1. A technique has been developed for assessing CO2 responsiveness by measuring the maximum rate of isometric inspiratory pressure change at the mouth [(dP/dt)max.].
2. By use of a rebreathing technique, the (dP/dt)max. response to CO2 was shown to correlate well with the ventilatory response in thirty-two normal subjects.
3. The addition of an external flow resistance sufficient to reduce the ventilatory response by a mean of 33.4% produced no significant mean change in the (dP/dt)max. response in thirty subjects.
4. In six patients recovering from bronchial asthma, reduction of airways obstruction led to a mean increase in the ventilatory response of 109% without any significant mean change in the (dP/dt)max. response.
5. An increase in lung volume did not reduce the (dP/dt)max. response in five normal subjects.
6. At very high lung volumes, six normal subjects were able to develop a higher (dP/dt)max. during voluntary inspiratory efforts than has been recorded during spontaneous breathing response to CO2.
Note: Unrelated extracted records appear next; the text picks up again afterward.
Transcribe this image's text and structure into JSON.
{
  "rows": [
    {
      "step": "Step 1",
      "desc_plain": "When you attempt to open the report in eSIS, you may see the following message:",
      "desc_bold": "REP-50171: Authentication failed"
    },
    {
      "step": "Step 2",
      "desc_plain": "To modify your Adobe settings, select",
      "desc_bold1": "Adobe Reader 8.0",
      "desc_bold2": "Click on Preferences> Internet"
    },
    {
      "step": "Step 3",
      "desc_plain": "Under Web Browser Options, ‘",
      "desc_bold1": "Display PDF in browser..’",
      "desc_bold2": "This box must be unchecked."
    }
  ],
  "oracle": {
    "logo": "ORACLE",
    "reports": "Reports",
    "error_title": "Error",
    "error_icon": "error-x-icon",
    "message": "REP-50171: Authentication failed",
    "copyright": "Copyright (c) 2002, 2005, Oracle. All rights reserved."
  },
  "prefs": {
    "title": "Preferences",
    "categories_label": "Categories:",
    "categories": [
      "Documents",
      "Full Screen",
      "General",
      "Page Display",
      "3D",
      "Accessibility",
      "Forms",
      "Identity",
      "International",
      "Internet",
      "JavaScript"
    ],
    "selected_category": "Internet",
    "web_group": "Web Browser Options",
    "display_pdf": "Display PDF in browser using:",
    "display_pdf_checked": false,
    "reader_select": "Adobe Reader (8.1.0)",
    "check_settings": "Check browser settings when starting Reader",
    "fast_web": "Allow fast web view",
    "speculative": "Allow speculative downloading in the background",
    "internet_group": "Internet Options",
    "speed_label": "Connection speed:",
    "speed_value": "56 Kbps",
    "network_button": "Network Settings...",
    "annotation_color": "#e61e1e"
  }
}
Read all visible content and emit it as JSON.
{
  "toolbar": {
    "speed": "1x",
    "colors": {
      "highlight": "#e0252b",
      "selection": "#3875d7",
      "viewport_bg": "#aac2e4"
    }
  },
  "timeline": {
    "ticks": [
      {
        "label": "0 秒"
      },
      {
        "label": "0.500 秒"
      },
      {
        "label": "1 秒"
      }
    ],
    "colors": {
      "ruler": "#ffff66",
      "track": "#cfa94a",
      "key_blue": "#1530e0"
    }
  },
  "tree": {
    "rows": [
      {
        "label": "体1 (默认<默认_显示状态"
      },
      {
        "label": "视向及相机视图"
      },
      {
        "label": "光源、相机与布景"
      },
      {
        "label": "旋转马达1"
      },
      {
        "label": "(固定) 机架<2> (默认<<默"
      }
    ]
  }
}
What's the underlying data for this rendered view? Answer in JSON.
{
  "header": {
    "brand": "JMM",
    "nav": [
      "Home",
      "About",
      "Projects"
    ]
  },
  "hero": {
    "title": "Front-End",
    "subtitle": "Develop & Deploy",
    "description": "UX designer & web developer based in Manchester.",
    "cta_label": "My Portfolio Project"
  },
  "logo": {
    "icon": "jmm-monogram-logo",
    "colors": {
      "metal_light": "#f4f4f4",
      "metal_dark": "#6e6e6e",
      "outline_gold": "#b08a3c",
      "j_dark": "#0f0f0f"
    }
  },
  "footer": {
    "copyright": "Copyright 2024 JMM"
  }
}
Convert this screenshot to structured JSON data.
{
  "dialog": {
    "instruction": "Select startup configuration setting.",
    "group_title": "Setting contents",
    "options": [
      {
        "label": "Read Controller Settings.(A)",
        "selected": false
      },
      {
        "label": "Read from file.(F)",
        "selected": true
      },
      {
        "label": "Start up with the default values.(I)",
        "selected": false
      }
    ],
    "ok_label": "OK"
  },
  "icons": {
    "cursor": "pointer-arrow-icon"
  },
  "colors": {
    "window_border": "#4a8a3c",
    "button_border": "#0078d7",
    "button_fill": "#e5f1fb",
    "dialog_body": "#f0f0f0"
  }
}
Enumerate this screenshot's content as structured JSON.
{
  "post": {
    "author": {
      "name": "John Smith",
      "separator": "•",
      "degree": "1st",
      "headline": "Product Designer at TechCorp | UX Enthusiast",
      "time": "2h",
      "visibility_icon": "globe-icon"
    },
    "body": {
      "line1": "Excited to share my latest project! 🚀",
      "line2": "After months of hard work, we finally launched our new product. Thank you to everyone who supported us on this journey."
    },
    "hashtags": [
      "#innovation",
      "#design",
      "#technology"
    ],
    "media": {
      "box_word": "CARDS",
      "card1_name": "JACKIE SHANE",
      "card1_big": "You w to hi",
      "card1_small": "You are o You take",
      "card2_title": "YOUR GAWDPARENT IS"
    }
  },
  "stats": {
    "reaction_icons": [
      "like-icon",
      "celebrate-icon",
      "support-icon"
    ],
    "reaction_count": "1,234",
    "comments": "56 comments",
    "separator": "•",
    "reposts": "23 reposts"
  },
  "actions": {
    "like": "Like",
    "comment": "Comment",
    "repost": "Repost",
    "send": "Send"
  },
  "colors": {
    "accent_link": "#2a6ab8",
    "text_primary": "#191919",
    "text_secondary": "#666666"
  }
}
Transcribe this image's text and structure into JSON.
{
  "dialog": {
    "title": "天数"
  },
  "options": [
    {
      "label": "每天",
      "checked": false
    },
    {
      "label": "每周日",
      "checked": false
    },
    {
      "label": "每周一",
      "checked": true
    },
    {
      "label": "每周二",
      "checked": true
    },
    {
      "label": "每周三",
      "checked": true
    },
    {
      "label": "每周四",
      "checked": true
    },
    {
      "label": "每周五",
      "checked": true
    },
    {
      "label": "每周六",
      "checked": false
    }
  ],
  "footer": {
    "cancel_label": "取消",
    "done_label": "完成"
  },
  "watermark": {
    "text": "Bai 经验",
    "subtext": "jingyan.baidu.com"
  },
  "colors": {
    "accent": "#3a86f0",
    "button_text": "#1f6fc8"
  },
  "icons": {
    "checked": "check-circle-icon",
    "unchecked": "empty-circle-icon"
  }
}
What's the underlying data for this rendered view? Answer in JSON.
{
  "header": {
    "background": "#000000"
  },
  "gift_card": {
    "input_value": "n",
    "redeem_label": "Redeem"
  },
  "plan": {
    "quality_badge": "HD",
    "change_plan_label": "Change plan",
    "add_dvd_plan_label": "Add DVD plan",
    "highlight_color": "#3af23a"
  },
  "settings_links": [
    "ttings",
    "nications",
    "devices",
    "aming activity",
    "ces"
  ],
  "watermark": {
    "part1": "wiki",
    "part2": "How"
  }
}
7. It is believed that (dP/dt)max. represents the initial rate of development of force by the inspiratory muscles before this can be modified by mechanical loading, proprioceptive feedback mechanisms or conscious response and can therefore be used to study changes in the motor output of the respiratory centre in response to ventilatory stimuli independently of pulmonary mechanics.